ALİ ŞENBOYAR

(Sanatkâr)

Annesi Çerkezoğlu ailesinden Çerkez Mehmet'in kızı Zeynep’tir. Babası Şeriflerden Haci Ahmet’in oğlu Postacı M. Şerif ustadır. Şıh Salman mahallesinde, Mehmet Şerif zamanının edebiyat sevenlerindendi. Nükteci ve sohbet severlikle maruftu şu mısra onun olduğunu söylerler.

(Sinek kadar bahtım olsa gerdanlara konardım)

Bu aile birinci cihan harbinde komşudan bulaşan, hastalık yüzünden bir evde kırk gün zarfında dört ölü vermiştir.

Mehmet Şerif zevcesi Zeynep ve hemşiresi, birde oğlu ölmüşlerdir üç̧ yaşına basan Ali Şenboyar da yetim kalmıştır. Şimdi Veysel isminde bir kardeşi ile Nazife isminde bir de hemşiresi vardır. Ali Şenboyar 1929’da karuserciliğe başlamış̧ fakat şehirde ihtiyaç̧ üzerine oto boyacılığına merak sarmış̧ altı dil bilen ustası Merhum Tatar Yusuf kıskanç̧ olduğundan ondan sanat öğrenmek mümkün olmayınca tecrübelerle araştırma yoluna saparak muvaffak olmuştur o zaman hazır boyalar olmayıp oto boyaları toz ve taş boyalarla yağlardan imal edilerek boyanırdı. Ali Şenboyar Gaziantep’te o zamanın ilk yerli boyacısıdır. Şimdi ise tamirci tornacı karuserci ve boyacı gibi 12 esnaf gurubunda kurulan oto ve makine sanatkârları dernek başkanıdır. Bu yolda birçok şiirlerde yazmıştır.

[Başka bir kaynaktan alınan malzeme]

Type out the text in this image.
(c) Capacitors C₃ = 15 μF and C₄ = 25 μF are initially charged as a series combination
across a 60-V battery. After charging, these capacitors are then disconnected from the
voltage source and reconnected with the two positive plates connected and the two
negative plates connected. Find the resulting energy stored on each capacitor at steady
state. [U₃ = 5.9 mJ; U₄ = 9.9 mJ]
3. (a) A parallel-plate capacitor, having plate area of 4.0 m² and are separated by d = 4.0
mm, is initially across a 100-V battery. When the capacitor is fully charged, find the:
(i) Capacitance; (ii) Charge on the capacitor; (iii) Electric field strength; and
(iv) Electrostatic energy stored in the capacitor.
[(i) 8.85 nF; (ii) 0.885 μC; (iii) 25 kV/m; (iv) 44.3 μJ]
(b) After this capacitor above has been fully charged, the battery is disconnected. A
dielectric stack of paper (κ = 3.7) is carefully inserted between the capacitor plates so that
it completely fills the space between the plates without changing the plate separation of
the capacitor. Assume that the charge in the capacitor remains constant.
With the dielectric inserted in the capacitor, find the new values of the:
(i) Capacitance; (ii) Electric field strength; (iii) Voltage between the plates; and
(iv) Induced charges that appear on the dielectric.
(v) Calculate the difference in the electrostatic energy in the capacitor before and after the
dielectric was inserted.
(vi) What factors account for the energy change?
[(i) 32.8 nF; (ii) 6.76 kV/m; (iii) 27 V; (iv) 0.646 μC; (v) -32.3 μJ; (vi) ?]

İşte bu şiirlerden bazı parçalar:

Tâ ezelden İstiklale hürriyete aşıkız

Tembelliğin geriliğin zulmatına ışıkız

Biz millete medeniyet sofrasında kaşığız

Eli nasır kalbi temiz alnı terli erleriz

Sanatın meşalesiyle zulmata nur serperiz

Medeniyet uzaktadır pek uzundur yolumuz

Hep birlikte koşmalıyız gelinimiz, dulumuz

Türk hasleti şahlanmalı yorulmalı kolumuz

Eli nasır kalbi temiz alnı terli erleriz

Sanatın meşalesiyle zulmata nur serperiz

İktisadi gerilikler esarettir esaret

Bu engeli yıkmak için yok mu bizde cesaret

Nice engelleri süratle devirdi bu millet

(Devamı var)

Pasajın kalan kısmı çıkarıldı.